The idea is to steer universities and students away from the narrow obsession with grades and personal achievement that can be damaging in the long term.
“There are amazing children and parents out there. Sometimes agents and parents may do more harm than good. If these amazing children were just let to be as amazing as they are, I can’t even imagine the places they would go,” Pineda says.
“It is who we are, our life experiences, failures and resilience, and the knowledge we’ve gained that will make us a stand-out candidate.

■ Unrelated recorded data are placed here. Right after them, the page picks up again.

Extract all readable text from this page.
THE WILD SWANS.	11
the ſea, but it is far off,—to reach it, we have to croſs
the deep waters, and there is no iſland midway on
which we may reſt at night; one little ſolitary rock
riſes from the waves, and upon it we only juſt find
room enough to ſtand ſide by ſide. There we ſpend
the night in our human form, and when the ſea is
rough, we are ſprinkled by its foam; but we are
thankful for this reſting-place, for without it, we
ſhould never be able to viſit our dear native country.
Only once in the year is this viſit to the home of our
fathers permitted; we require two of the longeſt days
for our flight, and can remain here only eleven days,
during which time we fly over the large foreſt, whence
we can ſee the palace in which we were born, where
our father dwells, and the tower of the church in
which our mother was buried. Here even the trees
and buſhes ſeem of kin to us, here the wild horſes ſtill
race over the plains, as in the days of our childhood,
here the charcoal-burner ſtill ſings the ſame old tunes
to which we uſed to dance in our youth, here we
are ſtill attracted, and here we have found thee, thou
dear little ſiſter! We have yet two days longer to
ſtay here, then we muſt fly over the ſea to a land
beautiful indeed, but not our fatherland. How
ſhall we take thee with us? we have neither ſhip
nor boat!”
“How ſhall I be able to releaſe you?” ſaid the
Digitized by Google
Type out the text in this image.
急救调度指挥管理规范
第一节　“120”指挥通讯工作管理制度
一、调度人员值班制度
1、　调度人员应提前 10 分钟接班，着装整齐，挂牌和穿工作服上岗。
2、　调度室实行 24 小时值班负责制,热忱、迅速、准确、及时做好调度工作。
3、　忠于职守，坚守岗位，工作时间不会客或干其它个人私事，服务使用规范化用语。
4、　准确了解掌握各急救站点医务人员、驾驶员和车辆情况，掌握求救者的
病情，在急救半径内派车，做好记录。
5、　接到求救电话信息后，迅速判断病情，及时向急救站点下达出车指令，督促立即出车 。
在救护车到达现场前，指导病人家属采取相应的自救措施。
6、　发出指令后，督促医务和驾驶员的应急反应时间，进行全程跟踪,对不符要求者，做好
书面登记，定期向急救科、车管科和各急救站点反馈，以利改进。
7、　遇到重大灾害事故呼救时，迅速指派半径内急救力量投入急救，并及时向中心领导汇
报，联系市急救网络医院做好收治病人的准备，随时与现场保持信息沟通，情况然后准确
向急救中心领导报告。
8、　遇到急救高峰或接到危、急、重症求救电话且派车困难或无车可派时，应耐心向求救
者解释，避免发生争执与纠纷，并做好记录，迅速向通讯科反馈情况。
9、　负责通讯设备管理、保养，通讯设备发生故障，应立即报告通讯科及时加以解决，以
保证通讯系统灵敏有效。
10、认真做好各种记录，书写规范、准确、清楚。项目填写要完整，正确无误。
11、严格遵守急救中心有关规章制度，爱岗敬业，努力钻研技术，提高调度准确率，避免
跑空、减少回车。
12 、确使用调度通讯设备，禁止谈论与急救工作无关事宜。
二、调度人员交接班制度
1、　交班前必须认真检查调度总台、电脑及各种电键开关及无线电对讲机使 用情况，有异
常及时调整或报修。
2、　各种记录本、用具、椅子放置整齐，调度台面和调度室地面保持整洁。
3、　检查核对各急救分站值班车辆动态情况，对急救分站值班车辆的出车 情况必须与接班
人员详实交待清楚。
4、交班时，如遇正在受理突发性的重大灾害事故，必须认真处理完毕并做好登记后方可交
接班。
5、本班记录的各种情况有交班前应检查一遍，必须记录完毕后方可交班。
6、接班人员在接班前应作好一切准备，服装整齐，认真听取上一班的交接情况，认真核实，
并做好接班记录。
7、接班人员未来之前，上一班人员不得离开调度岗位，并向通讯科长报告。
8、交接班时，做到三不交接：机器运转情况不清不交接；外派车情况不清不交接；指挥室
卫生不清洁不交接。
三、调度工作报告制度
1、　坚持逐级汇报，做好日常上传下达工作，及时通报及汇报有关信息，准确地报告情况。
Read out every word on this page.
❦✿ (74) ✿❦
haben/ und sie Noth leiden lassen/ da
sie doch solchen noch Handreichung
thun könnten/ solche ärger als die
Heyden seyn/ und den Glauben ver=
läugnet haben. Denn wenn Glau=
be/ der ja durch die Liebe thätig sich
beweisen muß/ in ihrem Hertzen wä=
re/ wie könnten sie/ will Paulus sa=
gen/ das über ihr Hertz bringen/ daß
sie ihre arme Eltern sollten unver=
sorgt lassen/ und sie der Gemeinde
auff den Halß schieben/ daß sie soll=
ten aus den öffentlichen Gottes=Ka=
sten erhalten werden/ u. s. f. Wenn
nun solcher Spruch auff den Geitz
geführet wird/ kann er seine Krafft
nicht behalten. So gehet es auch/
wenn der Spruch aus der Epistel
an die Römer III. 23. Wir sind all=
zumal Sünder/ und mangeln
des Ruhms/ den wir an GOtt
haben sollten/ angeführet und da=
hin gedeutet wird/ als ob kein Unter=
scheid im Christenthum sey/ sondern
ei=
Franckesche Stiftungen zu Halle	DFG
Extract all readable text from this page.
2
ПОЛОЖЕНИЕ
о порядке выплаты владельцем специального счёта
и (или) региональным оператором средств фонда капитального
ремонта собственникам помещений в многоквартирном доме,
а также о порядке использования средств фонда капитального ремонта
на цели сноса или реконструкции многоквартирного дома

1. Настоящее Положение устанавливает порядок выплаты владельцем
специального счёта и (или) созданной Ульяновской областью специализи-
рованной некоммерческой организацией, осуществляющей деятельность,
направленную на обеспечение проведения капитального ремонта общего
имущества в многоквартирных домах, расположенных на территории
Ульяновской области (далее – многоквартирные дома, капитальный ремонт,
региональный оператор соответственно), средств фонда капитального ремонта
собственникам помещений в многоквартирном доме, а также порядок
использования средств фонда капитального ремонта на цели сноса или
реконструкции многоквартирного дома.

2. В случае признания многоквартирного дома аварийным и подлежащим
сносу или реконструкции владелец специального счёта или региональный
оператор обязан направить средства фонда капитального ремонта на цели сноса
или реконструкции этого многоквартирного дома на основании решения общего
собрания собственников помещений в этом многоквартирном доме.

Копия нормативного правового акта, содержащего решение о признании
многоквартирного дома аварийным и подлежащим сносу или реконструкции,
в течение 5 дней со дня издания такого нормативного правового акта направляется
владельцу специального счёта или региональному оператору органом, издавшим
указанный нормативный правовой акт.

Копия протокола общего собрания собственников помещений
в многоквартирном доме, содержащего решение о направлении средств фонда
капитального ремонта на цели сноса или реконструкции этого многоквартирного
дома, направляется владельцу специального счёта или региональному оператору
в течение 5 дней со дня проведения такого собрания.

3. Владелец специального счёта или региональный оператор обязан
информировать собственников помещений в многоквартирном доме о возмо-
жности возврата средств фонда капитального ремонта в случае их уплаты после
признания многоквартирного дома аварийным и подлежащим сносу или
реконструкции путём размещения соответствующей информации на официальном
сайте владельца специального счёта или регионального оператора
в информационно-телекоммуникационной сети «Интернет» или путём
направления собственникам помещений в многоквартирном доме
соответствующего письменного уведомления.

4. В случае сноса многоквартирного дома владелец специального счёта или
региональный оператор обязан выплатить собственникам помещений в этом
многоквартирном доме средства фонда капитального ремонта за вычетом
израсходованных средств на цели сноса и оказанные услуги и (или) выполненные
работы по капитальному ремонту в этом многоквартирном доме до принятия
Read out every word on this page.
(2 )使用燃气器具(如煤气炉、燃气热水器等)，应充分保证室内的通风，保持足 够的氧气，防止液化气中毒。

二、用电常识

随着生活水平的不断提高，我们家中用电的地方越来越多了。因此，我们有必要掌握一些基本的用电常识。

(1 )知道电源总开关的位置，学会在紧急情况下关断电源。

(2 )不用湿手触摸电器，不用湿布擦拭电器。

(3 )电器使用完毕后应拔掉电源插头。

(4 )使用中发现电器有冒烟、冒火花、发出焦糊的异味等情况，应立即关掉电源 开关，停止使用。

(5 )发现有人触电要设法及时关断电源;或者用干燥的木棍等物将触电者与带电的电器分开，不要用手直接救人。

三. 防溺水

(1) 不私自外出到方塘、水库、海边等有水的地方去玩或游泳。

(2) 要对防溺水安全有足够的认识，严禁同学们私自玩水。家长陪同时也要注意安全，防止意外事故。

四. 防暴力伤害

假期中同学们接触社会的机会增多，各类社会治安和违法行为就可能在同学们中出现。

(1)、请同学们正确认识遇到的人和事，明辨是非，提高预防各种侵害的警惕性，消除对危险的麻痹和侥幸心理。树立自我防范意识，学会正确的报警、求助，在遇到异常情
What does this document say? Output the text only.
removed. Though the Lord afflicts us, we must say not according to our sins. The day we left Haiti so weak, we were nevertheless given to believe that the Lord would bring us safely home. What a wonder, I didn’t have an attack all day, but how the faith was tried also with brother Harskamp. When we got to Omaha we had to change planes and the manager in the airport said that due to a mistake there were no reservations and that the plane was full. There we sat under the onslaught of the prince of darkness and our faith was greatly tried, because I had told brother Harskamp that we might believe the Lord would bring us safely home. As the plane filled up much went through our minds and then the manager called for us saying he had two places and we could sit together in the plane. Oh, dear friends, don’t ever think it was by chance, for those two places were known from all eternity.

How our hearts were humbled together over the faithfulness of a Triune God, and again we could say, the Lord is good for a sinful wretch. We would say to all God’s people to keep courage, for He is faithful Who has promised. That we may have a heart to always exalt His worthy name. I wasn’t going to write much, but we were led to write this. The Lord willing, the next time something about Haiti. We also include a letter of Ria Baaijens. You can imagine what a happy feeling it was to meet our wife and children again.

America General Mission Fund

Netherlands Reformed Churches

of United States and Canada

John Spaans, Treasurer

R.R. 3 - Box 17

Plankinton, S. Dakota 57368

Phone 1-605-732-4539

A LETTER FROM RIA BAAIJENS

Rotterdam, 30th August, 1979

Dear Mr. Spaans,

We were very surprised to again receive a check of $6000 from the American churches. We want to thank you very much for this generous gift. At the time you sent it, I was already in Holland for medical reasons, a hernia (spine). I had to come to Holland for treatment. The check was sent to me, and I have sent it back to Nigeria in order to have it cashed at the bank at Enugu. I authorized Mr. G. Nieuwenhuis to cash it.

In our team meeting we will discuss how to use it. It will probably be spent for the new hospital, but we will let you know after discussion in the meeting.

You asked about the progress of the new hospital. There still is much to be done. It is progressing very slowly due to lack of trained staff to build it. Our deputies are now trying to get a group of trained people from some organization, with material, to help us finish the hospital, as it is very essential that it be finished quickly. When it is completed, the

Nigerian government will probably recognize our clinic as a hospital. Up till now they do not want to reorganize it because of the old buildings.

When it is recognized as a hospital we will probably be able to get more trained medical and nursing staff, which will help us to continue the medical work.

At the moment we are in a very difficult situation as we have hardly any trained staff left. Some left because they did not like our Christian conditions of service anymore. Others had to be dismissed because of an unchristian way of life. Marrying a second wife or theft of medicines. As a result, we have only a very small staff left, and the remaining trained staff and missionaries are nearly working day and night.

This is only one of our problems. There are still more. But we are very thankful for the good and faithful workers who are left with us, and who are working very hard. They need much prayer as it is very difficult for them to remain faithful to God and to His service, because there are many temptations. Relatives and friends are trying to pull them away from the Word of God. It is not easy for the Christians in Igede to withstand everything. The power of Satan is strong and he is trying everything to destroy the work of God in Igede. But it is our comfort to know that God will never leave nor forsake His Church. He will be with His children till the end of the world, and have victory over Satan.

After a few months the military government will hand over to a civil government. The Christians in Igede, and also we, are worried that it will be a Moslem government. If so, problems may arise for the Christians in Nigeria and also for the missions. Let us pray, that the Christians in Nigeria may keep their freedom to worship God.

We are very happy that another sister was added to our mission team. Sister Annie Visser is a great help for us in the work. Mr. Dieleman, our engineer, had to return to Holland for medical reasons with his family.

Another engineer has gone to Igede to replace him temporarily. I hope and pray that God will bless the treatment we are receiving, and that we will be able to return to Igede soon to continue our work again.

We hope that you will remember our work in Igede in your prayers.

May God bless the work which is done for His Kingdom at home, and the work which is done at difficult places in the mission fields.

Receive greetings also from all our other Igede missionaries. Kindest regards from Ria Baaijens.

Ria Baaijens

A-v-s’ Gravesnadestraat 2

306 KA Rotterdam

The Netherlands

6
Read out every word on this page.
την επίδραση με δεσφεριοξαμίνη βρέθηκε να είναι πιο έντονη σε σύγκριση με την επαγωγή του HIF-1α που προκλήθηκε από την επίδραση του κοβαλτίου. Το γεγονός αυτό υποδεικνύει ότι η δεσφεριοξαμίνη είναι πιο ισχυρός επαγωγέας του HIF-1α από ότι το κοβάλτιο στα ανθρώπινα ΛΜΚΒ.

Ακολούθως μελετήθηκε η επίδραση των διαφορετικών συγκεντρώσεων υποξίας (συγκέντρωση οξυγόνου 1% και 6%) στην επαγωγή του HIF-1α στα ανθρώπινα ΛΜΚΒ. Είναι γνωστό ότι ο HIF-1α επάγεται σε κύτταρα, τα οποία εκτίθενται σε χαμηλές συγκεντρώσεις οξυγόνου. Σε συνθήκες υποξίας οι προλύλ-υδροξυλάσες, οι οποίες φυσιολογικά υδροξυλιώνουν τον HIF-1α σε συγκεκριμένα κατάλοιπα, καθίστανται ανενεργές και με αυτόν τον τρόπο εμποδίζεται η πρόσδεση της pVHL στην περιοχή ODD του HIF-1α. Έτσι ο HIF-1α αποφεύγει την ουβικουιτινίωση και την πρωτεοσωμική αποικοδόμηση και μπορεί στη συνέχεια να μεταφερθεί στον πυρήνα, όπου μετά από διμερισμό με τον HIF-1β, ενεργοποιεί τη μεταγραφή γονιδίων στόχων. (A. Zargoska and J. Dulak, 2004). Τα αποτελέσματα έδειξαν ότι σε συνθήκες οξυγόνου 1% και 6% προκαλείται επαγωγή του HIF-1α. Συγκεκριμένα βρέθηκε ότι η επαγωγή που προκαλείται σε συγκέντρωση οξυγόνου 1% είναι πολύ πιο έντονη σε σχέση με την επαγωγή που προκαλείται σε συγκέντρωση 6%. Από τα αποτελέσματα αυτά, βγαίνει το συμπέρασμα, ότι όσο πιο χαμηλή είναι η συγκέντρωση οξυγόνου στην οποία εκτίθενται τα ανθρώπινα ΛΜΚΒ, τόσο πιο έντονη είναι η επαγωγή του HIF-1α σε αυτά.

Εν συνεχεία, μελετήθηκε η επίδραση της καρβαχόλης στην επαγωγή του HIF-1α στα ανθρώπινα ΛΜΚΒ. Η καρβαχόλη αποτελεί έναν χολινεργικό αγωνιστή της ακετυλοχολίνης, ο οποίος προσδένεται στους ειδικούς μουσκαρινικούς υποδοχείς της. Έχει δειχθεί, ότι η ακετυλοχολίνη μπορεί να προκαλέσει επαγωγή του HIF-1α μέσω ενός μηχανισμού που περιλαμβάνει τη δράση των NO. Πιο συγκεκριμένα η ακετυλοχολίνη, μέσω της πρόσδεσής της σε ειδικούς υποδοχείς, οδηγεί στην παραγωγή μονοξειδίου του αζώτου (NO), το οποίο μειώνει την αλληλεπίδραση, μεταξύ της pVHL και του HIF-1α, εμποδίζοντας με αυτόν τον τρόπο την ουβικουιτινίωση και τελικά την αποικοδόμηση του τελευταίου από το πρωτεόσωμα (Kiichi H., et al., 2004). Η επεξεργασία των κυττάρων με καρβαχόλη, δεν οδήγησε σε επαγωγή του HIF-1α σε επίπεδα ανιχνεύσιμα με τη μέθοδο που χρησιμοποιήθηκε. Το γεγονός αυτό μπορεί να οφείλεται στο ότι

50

There’s no way agents can know what a university is looking for, and if there’s no true passion, it will show through in the application.”
The Dulwich counsellor has helped many students choose universities that match their interests rather than select them on the basis of ranking – someone who loves acting knows that the best training for performing arts isn’t at Ivy League institutions.
So did the counsellor who introduced Doris Choy’s son, Evan, to Duke University. When the family visited the US to check out college options before he began Year 12, a family friend recommended the college consultant in California.
“The consultant, almost a recluse, is not really out for business,” Choy says.
Through a series of Skype sessions after the family returned to Hong Kong, the consultant guided Evan to examine his inner self as never before. She did not once advise him on which university or activity to choose but constantly drilled him to look deeper into himself, asking what part of his character he wants to present, Choy recalls.
“Whereas Evan was just a carefree kid before, he would come out of the sessions looking deep in thought. I believe Evan would have been admitted to Duke with or without the consultant. She just kick-started the critical thinking process which serves him well in his studies now,” she says. “Evan said it was very worthwhile.”
An economics and neural science major, Evan has adjusted well to life at Duke and become an avid rower and triathlete.
Meanwhile, Choy is still trying to get some rest before girding herself to take daughter Chloe through the college application madness.